Tanggal 28 Oktober 1928 merupakan hari kedua dilaksanakannya kongres pemuda, sebagaimana menghasilkan beberapa keputusan yang menegaskan cita-cita akan “tanah air Indonesia”, “bangsa Indonesia”, dan “bahasa Indonesia”. Tiga janji tersebut merupakan salah satu tonggak sejarah bangsa Indonesia dalam mengawali kesadaran kebangsaan. Kemudian pada tahun-tahun berikutnya, setiap tanggal 28 Oktober selalu diperingati sebagai Hari Sumpah Pemuda. Tujuannya ialah untuk mengenang jasa para pahlawan yang telah menyatukan bangsa dan menjadi pengingat bahwa sejatinya penduduk bangsa Indonesia adalah satu kesatuan, yaitu Indonesia.

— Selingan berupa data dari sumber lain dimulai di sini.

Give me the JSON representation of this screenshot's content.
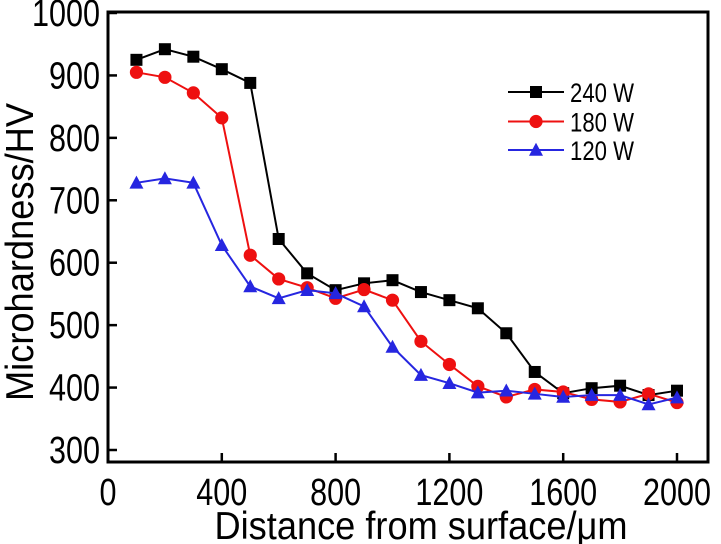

Hari Sumpah Pemuda seharusnya dimaknai dengan khidmat oleh seluruh kalangan masyarakat Indonesia. Utamanya adalah para pelajar, yang merupakan wajah bangsa di masa depan. Namun, di era digitalisasi ini yang mana internet menjadi konsumsi sehari-hari bagi pelajar merupakan salah satu faktor yang menjadikan kurangnya pelajar dalam memaknai Sumpah Pemuda. Hal ini bisa saja terjadi karena ketidaktahuan mengenai bagaimana cara mereka dapat memaknai sumpah pemuda di zaman yang modern seperti ini. Tentu saja, dalam memaknai Sumpah Pemuda tidak hanya direnungkan, melainkan perlu adanya tindakan yang positif agar apa yang diperjuangkan dahulu dapat terus dipetahankan sampai nanti. Untuk itu, ada beberapa cara yang dapat dilakukan oleh pemuda atau pelajar milenial untuk memaknai Sumpah Pemuda, yaitu:

  1. Saling menghormati dan menghargai sesama
    Saat ini, isu toleransi menjadi topik hangat yang sering diperbincangkan baik di media sosial maupun dunia nyata. Banyak sekali kasus intoleransi yang masih terjadi di Indonesia. Namun juga banyak pasang mata yang peduli dan aktif menyuarakan toleransi. Sebagai pelajar yang cerdas, tentunya harus dapat menghormati dan menghargai orang lain. Hal ini bisa dimulai dari menghormati orang disekitar, orang yang berbeda jenis kelamin, orang yang berbeda agama, orang yang berbeda pemikiran, dan perbedaan-perbedaan lain yang sebenarnya merupakan sebuah kesatuan. Dengan menumbuhkan rasa saling menghormati, diharapkan dapat memupuk kembali rasa persatuan bangsa dan meminimalisir berbagai kejadian yang berpotensi memecah belah bangsa.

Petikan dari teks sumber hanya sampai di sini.